|Africa needs solid thinking Photo courtesy|
The first thing that struck me as I looked through the report is the large disparity in the number of think tanks in Africa compared to other parts of the world. Out of the 6305 think tanks ranked, 1815 are located in the United States while only 503 are located in Africa. Out of the 503 think tanks located in Africa, only 45 are located in Africa’s most populous country, Nigeria.
Brookings Institution and Chatham House lead the list as the number one global think tank and the non-US based think tank respectively.Among the top African think tanks, South African Institute for International Affairs based in Johannesburg leads. Out of the three others that follow, only the Center for the Development of Social Science Research (CODESRIA) is based in Dakar Senegal. The other two are based in one city in South Africa or the other. Generally speaking, the majority of Africa think tanks are based in Cape Town, Dakar and Nairobi. The two Nigerian think tanks that make the list of top 25 are Nigerian Institute for International Affairs (NIIA) (number 13) and the new Center for Study of Economies in Africa (number 18).

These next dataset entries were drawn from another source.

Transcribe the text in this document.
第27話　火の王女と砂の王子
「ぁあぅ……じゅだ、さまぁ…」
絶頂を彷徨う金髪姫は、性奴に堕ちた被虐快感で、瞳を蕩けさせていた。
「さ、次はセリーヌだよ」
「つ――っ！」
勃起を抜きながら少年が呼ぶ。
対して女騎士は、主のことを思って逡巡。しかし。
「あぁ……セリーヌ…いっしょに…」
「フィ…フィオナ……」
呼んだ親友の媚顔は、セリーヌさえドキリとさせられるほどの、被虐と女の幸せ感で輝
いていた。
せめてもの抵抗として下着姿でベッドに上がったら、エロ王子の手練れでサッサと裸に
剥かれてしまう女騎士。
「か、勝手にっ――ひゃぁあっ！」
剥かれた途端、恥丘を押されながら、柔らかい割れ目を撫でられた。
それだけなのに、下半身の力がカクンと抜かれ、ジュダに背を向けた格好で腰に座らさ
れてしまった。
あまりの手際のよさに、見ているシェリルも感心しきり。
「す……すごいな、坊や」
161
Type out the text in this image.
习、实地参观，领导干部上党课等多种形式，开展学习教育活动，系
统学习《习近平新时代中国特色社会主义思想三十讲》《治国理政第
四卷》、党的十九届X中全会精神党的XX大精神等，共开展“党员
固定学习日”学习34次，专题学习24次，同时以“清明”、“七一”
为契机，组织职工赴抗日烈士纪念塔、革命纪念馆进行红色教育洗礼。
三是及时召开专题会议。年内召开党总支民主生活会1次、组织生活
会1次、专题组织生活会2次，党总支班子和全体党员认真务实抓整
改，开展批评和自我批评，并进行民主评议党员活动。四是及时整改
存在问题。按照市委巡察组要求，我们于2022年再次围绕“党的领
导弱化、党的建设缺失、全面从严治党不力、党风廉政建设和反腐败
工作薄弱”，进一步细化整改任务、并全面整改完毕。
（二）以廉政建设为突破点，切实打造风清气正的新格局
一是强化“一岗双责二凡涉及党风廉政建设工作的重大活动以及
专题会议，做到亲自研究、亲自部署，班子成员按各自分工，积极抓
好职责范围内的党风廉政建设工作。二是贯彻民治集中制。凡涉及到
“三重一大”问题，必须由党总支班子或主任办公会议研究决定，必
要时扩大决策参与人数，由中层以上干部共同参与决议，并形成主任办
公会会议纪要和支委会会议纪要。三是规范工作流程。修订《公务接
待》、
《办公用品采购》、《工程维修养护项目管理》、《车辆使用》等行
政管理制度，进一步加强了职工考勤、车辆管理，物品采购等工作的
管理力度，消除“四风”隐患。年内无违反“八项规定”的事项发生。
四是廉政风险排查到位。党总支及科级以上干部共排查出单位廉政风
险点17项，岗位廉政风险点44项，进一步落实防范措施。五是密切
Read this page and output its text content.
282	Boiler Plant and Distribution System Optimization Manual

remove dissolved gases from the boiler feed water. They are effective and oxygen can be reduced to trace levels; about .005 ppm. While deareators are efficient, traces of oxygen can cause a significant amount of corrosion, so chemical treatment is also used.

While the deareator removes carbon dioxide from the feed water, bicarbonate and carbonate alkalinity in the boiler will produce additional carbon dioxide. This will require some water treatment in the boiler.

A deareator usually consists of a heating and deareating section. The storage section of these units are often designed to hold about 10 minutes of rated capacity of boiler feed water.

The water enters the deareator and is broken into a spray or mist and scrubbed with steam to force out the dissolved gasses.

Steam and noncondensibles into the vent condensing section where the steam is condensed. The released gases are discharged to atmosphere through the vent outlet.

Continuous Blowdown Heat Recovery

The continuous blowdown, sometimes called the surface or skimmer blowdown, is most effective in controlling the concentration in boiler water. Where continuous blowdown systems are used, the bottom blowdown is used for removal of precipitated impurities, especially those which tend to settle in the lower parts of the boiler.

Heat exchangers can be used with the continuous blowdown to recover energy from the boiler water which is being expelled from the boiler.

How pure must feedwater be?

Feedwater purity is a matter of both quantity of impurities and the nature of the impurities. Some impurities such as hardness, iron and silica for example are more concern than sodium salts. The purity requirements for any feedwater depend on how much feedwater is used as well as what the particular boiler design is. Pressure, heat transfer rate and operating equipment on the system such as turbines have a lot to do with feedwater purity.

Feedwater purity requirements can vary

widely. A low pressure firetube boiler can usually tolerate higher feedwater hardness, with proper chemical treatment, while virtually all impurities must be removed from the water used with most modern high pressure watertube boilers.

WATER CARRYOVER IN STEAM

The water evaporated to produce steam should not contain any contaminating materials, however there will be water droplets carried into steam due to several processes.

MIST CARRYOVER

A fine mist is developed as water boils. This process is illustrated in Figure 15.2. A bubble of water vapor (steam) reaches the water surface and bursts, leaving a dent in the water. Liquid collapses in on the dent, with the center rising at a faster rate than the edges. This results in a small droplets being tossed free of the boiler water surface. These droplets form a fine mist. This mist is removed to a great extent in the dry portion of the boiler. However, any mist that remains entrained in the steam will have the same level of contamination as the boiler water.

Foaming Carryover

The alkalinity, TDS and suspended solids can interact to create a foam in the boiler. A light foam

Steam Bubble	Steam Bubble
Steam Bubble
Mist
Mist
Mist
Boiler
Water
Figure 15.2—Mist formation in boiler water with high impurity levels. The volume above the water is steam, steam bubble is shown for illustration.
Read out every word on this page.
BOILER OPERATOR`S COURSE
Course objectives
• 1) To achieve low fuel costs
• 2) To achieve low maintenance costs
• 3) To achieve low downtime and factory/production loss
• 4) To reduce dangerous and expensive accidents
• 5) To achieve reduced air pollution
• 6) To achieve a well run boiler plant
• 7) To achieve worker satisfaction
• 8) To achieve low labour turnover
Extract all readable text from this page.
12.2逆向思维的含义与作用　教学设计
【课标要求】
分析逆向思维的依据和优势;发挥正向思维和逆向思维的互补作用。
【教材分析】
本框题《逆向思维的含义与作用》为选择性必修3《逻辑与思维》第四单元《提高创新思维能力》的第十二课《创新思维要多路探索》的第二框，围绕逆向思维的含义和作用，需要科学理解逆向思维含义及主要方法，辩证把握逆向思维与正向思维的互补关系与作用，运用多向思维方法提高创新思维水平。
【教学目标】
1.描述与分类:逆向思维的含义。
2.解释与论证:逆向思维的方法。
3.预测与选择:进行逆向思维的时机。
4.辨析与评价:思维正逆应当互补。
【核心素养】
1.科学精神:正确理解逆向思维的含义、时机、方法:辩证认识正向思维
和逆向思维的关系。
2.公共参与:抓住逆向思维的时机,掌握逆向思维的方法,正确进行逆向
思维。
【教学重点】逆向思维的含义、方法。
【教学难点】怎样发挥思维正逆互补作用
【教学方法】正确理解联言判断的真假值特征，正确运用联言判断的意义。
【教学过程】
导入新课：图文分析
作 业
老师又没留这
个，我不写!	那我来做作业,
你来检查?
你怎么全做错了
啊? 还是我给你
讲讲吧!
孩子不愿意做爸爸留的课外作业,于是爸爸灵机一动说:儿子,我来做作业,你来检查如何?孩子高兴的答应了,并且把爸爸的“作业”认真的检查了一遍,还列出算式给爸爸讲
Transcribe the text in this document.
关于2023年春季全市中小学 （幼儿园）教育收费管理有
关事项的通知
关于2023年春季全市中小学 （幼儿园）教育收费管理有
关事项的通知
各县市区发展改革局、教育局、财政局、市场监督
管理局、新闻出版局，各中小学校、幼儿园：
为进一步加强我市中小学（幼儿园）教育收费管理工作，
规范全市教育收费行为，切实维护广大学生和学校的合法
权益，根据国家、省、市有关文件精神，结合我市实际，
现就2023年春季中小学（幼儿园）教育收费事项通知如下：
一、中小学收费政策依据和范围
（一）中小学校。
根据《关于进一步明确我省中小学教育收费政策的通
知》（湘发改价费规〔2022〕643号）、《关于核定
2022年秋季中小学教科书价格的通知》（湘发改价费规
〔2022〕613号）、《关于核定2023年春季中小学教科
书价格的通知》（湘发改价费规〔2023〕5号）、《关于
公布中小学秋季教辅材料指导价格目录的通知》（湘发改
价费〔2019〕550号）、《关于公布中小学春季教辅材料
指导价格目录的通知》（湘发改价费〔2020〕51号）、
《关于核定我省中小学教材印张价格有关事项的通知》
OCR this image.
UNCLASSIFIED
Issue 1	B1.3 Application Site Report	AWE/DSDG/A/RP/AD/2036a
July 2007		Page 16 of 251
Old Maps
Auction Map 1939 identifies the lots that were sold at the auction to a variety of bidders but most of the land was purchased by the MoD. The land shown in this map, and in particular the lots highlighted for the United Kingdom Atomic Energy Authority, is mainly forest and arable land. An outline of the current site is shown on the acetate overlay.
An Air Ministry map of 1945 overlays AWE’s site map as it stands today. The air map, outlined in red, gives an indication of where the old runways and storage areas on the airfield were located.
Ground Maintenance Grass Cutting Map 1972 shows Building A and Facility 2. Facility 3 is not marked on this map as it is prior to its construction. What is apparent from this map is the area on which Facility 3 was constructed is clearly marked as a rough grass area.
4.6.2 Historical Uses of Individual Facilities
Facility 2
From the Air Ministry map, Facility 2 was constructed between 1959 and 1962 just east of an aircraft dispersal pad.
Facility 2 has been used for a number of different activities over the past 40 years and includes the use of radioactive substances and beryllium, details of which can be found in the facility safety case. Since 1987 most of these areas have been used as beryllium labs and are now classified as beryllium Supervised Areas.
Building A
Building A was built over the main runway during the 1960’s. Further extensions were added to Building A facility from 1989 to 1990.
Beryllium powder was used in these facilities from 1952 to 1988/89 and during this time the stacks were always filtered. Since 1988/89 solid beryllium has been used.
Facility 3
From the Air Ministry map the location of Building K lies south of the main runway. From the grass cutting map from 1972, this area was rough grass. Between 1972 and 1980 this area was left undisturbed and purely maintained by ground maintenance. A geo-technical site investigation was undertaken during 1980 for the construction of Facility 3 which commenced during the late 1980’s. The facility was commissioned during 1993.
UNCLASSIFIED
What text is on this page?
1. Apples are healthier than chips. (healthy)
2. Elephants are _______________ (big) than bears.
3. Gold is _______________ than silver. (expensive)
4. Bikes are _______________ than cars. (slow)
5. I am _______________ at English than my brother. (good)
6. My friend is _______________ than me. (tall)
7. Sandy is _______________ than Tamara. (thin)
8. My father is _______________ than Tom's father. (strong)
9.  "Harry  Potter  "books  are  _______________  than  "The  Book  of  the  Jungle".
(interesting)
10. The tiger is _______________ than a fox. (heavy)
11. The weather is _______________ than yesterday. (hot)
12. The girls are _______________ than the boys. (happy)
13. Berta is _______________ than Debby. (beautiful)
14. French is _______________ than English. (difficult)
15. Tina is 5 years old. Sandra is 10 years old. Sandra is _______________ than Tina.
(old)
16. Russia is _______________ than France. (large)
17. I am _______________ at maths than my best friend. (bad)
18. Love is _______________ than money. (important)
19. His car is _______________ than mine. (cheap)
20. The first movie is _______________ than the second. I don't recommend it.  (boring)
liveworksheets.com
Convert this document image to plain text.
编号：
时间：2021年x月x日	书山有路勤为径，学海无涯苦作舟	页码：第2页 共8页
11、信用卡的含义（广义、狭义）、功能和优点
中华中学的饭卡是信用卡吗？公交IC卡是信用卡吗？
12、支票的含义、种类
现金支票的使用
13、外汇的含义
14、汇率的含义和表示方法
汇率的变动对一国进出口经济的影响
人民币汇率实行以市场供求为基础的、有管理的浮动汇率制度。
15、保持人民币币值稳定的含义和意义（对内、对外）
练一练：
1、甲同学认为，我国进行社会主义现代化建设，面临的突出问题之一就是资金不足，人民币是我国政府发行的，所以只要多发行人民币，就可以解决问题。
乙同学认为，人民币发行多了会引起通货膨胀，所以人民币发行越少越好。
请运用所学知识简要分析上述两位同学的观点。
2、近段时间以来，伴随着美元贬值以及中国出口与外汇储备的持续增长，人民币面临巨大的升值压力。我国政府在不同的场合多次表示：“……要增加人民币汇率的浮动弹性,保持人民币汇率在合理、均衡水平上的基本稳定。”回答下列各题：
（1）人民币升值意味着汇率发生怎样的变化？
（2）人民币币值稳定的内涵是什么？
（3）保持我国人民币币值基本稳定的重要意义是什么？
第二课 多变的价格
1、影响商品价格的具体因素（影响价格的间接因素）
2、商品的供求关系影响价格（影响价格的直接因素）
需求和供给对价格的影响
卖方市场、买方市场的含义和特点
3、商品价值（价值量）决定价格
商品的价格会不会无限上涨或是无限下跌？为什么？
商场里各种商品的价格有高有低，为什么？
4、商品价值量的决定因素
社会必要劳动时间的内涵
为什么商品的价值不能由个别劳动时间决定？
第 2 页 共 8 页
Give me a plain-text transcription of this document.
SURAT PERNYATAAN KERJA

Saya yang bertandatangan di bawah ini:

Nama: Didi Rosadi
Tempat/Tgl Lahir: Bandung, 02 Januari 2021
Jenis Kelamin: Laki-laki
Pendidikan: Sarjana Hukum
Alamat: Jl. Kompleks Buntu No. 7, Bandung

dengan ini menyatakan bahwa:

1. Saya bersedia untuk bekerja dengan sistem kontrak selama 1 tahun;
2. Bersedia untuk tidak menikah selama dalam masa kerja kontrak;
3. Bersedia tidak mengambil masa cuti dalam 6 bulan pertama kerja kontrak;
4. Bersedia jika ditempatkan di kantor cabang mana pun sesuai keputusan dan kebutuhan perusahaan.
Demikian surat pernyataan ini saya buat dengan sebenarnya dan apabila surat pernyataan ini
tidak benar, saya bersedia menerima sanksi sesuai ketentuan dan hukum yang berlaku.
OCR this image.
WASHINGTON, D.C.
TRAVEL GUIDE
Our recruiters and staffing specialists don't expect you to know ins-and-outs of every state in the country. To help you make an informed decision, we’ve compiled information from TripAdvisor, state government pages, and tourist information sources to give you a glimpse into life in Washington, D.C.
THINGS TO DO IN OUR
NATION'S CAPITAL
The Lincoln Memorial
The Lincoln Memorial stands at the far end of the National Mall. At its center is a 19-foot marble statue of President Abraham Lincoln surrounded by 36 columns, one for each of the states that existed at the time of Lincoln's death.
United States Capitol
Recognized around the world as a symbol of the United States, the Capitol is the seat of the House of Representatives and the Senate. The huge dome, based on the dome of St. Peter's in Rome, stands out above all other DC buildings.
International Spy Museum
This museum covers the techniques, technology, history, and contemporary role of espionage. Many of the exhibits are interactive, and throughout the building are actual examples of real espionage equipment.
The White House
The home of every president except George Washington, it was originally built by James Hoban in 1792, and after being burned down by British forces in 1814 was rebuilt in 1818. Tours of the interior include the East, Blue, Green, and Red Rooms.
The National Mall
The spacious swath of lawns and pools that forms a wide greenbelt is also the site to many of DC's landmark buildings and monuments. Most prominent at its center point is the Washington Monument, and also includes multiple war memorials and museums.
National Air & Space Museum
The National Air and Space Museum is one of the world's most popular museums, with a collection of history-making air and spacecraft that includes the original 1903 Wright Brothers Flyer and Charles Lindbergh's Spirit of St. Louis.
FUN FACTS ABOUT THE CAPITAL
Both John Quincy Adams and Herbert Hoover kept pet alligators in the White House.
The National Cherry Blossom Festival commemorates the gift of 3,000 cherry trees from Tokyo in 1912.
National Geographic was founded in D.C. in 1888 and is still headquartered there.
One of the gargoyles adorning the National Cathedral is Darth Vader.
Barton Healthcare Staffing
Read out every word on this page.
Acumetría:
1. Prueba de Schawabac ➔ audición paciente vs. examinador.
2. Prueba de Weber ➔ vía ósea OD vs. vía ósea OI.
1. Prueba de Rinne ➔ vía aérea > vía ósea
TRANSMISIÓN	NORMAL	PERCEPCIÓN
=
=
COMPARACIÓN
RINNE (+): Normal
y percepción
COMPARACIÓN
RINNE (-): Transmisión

Disturbed by this report, I had to check up the definition of a 'think tank.' One publication defined it as “a public policy research, analysis and engagement institution that generates policy oriented research analysis and advises on domestic and international issues that enable policy makers and public make informed decisions on public policy issues.”
Is this report a reflection of this sort of thinking going on in African capitals? Many Nigerian thinkers both at home in the Diasporas are indeed making a difference in many parts of the world. However the quantum of thinking feeding into our policy in Africa may be less than is desirable. Most of our policy positions are not thought through. This is not because we lack thinkers, but due to the fact very little independent, objective and reflective thinking has been allowed to flourish in many Africa countries. Governance is a serious business and must not be starved the benefit of critical thinking.
Some years ago, some good friends of mine started the National Think Tank. It took off with a lot of promise and received overwhelming support from Nigerians worldwide- an indication of willingness to give intellectual support (which Nigerians have in abundance) to the government of the day to refine policy direction for effectiveness and sustainability. Many Nigerians are either tired or frustrated with the status quo and will be excited at any opportunity to make a contribution. A vibrant think tank may be the starting point. I have not heard a lot about the National Think Tank (NTT) lately and my hope is that it does not go the way many good things go in our dear country.
Let us take a look at the first Nigerian think tank that managed to make it to number 13 on the list of the top 25 African think tanks. Very little is heard about the Nigerian Institute for International Affairs (NIIA) these days except that is usually a choice venue for launch of auto- biographies of spent politicians. NIIA is one of the government agencies that remained in Lagos while the whole instrument of government moved to Abuja. I looked at their old fashioned website only to discover that the organization expects to be “an intellectual base upon which decision makers rely for informed opinion and expert advice in order to make rational choices between contending policy decisions.” With NIIA located in Lagos, I doubt very strongly how it expects to implement this vision effectively. I even doubt how many public officials in Abuja know about NIIA or refer it for policy decisions.
In Washington DC for example, every single government policy is subjected to several debates, research, and analysis before government adopts it. All arms of government open their door in principle to the contribution and critique of think tanks. These think tanks continue to produce independent reports which may not necessarily agree with the government position but are taken seriously, a lesson for democracies which are not receptive to dissenting voices.
We need to do more thinking in Africa. Better still, we need to do more thinking directed to Africa by Africans. This disparity is not good for the continent. It is unacceptable!
By Uche Igwe.
The author is a Woodrow Wilson Policy Scholar and Visiting Scholar at Africa Program, the Paul H. Nitze School of Advanced International Studies (SAIS), Johns Hopkins University Washington DC USA.